The director said in his plea that their arrest was not related to their latest funeral news but related to their previous reports which revealed allegedly illegal networks nested in the state, according to OdaTv.
The arrest decision came even though the MIT officer’s identity had been previously revealed at a press conference at the Turkish Parliament by Umit Ozdag, a lawmaker from the opposition Good Party (IYI), OdaTV claimed.
Lawyers of the two have reportedly objected to the court’s ruling, saying it is not possible to reveal anything that has already been revealed, referring to the MP’s revelation.
Following his testimony before the prosecutor, the editor-in-chief commented on the judicial process against OdaTv.
“[Previously,] Baris Terkoglu and I were arrested and kept in the Silivri Prison for 19 months. We have overcome the walls [of the prison] and got out of there. [And then] we have kept on performing journalism,” said the editor-in-chief, referring to the Ergenekon trials.
Pehlivan added that OdaTv had not been shut down at the time.
Outside of Turkey, the website was still accessible on Friday, but it was not immediately clear if OdaTv staff could update it from within Turkey.
The blocking of access, as well as judicial moves against the journalists, have provoked a backlash among the opposition.
Ekrem Imamoglu, Istanbul’s mayor from the main opposition Republican People’s Party (CHP), told reporters on Friday that the mentality of the ruling Justice and Development Party (AKP) government was damaging the dignity of the country.

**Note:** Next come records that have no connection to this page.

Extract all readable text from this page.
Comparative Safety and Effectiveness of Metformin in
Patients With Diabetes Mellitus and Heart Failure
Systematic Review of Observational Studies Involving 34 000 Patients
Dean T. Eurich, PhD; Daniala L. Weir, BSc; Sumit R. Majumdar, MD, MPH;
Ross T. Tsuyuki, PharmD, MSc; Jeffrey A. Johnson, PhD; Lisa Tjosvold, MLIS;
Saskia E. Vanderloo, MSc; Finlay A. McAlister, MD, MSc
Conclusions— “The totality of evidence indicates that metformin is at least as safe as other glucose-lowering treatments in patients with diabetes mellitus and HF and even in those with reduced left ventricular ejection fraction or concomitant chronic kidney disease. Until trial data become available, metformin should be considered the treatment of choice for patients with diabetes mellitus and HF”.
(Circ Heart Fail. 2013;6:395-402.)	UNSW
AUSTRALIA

“This mentality is the same with the one which canceled [the results of] the March 31 mayoral election [in Istanbul]. They [the AKP rulers] are betraying the prestige of this country. They first shut down OdaTv and then say that ‘we are democrats’. May God help you!” said the mayor.
Turkey’s Supreme Electoral Council (YSK) canceled the election results after the AKP had submitted an extraordinary objection. Later in the June 23 election rerun, Imamoglu again won the mayoralty this time by a greater margin.
The IYI leader Meral Aksener told Fox TV on Friday that the decision to block access to OdaTv was very wrong.
“We have already had very serious problems in terms of democracy. This [blocking] is a further move [in that regard],” said the IYI leader.
A total of 235 suspects in the Ergenekon case were accused of a conspiracy to overthrow the AKP government in its early years of ruling.
After being convicted in 2013, many of the Ergenekon suspects were released the following year due to a corruption investigation launched against senior AKP figures as part of a secret deal between the AKP and Ergenekon members, according to some analysts.